Stando ai dati presentati complessivamente per il 2021 si segnala uno spostamento dalla variabilità tra le scuole alla variabilità tra le classi. La differenza tra scuole si attenua, la differenza tra classi si accentua. Anche in tale caso l’analisi dovrebbe essere diretta ad indentificare i fattori di tale spostamento.
Per esempio, si potrebbe ipotizzare con un certo fondamento (da dimostrare) che nella fase in cui la scuola è stata chiamata ad “inventarsi” modelli diversi di organizzazione degli spazi, dei tempi, e della strumentazione didattica (vedi DAD/DID) la variabile “caratteristiche del/dei docenti” abbia assunto un valore rilevante, e da qui la differenza tra le classi. Ovviamente una interpretazione “scomoda” da avallare. Ma che potrebbe segnalare i campi prioritari di intervento per migliorare i risultati.

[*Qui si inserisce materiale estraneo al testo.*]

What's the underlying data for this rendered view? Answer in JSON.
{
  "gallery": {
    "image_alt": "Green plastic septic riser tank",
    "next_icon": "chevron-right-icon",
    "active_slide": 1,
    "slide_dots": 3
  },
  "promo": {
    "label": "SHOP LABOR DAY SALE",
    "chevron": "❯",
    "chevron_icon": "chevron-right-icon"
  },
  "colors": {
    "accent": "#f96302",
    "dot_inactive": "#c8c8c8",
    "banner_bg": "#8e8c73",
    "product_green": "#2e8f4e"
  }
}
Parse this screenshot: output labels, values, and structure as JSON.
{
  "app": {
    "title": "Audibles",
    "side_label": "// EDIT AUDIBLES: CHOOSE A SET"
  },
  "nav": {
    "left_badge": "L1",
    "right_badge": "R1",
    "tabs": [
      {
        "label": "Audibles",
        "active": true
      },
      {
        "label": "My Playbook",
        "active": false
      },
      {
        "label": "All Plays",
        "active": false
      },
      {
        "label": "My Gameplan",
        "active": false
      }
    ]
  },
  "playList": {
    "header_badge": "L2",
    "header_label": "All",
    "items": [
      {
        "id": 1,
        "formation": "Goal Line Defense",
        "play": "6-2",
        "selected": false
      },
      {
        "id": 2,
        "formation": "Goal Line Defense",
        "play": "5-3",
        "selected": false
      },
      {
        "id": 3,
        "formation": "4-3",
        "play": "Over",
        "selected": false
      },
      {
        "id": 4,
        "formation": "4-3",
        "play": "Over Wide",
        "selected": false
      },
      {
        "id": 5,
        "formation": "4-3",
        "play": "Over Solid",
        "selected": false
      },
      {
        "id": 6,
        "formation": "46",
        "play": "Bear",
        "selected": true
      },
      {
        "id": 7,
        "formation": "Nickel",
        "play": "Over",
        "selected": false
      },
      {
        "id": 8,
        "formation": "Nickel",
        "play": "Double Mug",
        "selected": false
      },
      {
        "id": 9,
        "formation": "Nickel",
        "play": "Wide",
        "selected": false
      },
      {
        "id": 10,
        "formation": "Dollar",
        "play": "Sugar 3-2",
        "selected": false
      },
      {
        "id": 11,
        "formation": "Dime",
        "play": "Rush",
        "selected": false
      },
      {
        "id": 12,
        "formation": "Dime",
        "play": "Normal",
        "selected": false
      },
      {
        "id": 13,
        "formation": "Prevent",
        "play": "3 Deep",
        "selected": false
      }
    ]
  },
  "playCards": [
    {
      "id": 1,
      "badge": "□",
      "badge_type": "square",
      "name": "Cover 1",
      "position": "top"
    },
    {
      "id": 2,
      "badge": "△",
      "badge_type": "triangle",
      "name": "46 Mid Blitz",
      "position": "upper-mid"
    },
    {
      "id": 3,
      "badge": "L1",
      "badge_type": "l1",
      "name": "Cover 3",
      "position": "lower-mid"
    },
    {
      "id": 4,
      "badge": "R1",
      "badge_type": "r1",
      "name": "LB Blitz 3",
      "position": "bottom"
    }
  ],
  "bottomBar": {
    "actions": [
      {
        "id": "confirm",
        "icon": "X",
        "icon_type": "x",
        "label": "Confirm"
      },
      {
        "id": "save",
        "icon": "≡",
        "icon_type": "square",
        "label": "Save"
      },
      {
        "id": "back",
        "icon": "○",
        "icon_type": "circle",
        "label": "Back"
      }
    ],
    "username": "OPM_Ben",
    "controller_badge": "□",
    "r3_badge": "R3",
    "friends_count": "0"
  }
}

6. Infine, la questione della dispersione scolastica. Sia quella esplicita (abbandoni ecc…) sia quella implicita legata al raggiungimento di livelli accettabili di apprendimento. Anche in tale caso le rilevazioni 2021 mostrano un peggioramento. Ma vorrei anche in tale caso ricordare che il relativo peggioramento ha per oggetto un inaccettabile valore consolidato oltre il 20% nella “normalità”. Non possiamo “scoprire” questo drammatico punto di caduta (fallimento?) del sistema di istruzione italiano legandolo alla pandemia. Appunto: non si può “tornare alla normalità” perché “il problema sta prima ancora proprio nella normalità”.